Gary Gary - 9 months ago 49
Java Question

How do I determine an offset in Apache Spark?

I'm searching through some data files (~20GB). I'd like to find some specific terms in that data and mark the offset for the matches. Is there a way to have Spark identify the offset for the chunk of data I'm operating on?

import org.apache.spark.SparkConf;

import java.util.regex.*;

public class Grep {
public static void main( String args[] ) {
SparkConf conf = new SparkConf().setMaster( "spark://ourip:7077" );
JavaSparkContext jsc = new JavaSparkContext( conf );
JavaRDD<String> data = jsc.textFile( "hdfs://ourip/test/testdata.txt" ); // load the data from HDFS
JavaRDD<String> filterData = data.filter( new Function<String, Boolean>() {
// I'd like to do something here to get the offset in the original file of the string "babe ruth"
public Boolean call( String s ) { return s.toLowerCase().contains( "babe ruth" ); } // case insens matching


long matches = filterData.count(); // count the hits

// execute the RDD filter
System.out.println( "Lines with search terms: " + matches );
} // end main
} // end class Grep

I'd like to do something in the "filter" operation to compute the offset of "babe ruth" in the original file. I can get the offset of "babe ruth" in the current line, but what's the process or function that tells me the offset of the line within the file?

Answer Source

In Spark common Hadoop Input Format can be used. To read the byte offset from the file you can use class TextInputFormat from Hadoop (org.apache.hadoop.mapreduce.lib.input). It is already bundled with Spark.

It will read the file as key (byte offset) and value (text line):

An InputFormat for plain text files. Files are broken into lines. Either linefeed or carriage-return are used to signal end of line. Keys are the position in the file, and values are the line of text.

In Spark it can be used by calling newAPIHadoopFile()

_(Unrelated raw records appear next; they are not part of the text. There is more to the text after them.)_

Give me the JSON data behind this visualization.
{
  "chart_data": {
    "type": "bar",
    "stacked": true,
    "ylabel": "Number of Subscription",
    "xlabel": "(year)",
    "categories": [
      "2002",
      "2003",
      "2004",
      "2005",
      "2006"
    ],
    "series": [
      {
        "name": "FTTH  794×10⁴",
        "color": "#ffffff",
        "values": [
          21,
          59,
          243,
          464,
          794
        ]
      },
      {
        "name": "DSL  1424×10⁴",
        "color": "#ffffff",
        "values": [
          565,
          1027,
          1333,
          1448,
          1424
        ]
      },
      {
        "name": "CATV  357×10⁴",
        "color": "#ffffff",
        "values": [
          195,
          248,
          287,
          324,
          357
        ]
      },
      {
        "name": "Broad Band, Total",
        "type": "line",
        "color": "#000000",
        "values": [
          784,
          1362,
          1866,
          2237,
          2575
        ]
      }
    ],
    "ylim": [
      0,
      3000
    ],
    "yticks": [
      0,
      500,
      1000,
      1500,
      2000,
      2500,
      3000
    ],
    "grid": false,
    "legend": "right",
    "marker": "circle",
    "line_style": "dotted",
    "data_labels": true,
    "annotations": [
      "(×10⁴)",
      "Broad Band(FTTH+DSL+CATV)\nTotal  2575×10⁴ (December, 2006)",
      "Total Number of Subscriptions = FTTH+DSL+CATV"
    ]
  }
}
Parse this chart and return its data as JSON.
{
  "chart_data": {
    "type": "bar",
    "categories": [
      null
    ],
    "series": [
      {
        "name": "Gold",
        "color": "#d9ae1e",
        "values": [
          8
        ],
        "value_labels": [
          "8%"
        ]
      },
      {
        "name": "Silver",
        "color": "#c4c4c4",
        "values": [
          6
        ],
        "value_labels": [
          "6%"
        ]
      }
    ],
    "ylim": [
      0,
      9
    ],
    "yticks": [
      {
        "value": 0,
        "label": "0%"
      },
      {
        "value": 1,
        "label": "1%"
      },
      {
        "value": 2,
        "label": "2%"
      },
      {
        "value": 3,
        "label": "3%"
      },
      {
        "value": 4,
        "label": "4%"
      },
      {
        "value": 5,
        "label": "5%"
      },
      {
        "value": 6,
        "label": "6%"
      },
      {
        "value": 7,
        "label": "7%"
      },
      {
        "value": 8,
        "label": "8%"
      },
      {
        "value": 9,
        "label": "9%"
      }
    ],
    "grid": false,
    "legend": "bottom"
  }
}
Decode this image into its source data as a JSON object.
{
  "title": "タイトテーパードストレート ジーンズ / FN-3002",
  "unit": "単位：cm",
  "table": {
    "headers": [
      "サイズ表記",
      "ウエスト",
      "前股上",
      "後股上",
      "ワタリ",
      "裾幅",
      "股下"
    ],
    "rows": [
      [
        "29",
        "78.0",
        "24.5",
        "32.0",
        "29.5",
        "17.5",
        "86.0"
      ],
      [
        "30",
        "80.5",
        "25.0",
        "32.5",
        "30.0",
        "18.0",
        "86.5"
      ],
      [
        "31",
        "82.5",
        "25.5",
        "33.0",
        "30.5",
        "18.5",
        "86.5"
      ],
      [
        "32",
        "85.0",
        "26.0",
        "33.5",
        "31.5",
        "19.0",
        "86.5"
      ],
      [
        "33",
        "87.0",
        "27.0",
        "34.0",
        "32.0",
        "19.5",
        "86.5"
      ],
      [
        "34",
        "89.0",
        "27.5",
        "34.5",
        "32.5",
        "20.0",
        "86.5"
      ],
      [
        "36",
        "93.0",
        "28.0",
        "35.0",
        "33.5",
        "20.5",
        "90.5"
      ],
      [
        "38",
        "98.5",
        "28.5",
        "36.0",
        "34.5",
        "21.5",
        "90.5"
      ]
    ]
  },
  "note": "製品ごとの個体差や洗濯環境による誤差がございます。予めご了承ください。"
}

SparkConf conf = new SparkConf().setMaster("");
JavaSparkContext jsc = new JavaSparkContext(conf);

// read the content of the file using Hadoop format
JavaPairRDD<LongWritable, Text> data = jsc.newAPIHadoopFile(
        "file_path", // input path
        TextInputFormat.class, // used input format class
        LongWritable.class, // class of the value
        Text.class, // class of the value
        new Configuration());    

JavaRDD<String> mapped = Function<Tuple2<LongWritable, Text>, String>() {
    public String call(Tuple2<LongWritable, Text> tuple) throws Exception {
        // you will get each line from as a tuple (offset, text)    
        long pos = tuple._1().get(); // extract offset
        String line = tuple._2().toString(); // extract text

        return pos + " " + line;